Entscheidungsstichwort (Thema)

Familieneinheitlicher Leistungsausschluss für Ausländer und deren nicht erwerbsfähige Familienangehörige

 

Orientierungssatz

1. Anknüpfungspunkt des Ausschlusstatbestandes des § 7 Abs. 1 S. 2 Nr. 1 SGB 2 ist eine erwerbsfähige hilfebedürftige Person ohne deutsche Staatsangehörigkeit. Damit greift der Leistungsausschluss sowohl für diese Person als auch für ihre - nicht erwerbsfähigen - Familienangehörigen. Mit dem Zusatz "mit Ausnahme der dort genannten Einschränkungen" in § 7 Abs. 1 S. 2 Nr. 1 SGB 2 unterscheidet das Gesetz die erwerbsfähigen hilfebedürftigen Ausländer und ihre nicht erwerbsfähigen hilfebedürftigen Angehörigen und führt einen familieneinheitlichen Leistungsausschluss herbei.

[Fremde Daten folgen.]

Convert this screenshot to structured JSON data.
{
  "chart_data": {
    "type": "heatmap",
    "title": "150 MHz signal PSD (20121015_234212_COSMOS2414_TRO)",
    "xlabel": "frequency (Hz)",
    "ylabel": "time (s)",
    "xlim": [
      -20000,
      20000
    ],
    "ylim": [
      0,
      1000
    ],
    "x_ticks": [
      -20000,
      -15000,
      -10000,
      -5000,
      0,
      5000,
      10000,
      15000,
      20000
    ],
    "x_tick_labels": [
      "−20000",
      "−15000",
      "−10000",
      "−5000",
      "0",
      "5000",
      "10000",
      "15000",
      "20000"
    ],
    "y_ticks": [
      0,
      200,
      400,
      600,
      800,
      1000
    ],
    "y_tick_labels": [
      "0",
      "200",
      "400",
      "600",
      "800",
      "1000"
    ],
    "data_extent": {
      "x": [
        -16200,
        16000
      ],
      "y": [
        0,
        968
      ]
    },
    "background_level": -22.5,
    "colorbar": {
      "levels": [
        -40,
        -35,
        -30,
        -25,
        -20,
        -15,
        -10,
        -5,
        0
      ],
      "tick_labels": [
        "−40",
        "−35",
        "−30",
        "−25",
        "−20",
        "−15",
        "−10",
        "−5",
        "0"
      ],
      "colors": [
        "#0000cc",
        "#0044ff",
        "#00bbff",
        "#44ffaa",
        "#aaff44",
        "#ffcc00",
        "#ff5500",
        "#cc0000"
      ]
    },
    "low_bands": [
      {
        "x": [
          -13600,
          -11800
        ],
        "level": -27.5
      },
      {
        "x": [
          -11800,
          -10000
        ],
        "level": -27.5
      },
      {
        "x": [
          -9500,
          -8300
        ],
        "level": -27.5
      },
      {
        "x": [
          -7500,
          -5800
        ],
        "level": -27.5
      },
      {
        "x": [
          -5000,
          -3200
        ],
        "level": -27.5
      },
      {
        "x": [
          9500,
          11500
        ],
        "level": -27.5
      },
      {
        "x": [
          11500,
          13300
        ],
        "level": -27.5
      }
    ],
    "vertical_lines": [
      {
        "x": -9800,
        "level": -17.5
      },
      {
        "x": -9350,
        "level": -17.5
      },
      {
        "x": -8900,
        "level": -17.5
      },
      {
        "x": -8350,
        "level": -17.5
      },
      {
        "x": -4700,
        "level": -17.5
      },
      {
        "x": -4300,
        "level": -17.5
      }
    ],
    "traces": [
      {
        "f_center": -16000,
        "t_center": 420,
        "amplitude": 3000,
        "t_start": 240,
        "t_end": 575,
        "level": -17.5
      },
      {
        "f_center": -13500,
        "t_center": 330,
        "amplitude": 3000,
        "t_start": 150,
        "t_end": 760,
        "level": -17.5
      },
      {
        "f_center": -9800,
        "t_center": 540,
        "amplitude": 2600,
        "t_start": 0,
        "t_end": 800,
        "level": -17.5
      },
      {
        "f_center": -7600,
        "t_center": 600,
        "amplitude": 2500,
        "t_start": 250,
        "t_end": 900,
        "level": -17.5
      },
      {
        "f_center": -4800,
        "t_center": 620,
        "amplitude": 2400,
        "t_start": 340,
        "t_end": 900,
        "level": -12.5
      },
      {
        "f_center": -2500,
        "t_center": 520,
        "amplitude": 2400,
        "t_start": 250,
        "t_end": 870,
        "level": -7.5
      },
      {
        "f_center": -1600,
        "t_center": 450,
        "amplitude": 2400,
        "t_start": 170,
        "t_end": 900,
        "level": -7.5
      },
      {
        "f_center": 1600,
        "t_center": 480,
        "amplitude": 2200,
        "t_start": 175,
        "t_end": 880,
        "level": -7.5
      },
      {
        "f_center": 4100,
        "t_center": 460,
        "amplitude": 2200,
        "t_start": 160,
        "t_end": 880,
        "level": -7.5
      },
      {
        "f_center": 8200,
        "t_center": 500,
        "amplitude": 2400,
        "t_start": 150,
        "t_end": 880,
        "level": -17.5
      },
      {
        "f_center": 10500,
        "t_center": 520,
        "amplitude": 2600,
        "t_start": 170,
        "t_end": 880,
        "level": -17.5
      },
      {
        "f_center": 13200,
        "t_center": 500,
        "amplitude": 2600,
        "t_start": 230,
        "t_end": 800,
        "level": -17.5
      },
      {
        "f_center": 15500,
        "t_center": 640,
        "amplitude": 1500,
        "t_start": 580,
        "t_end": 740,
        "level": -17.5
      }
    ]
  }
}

2. Das Ergebnis dieser Auslegung wird gestützt durch die Gesetzesbegründung zu dem 2007 neu in das SGB 2 aufgenommenen Ausschlussgrundes.

 

Tenor

Die Berufung des Beklagten gegen das Urteil des Sozialgerichts Hamburg vom 29. April 2011 wird zurückgewiesen. Der Beklagte erstattet den Klägern zu 2. und 3. die notwendigen außergerichtlichen Kosten beider Instanzen. Die Revision wird nicht zugelassen.

 

Tatbestand

Zwischen den Beteiligten ist die Gewährung von Leistungen für die Kläger zu 2. und 3. nach dem Zweiten Buch Sozialgesetzbuch - SGB II - für die Zeit vom 1. April 2008 bis zum 7. Juni 2008 streitig.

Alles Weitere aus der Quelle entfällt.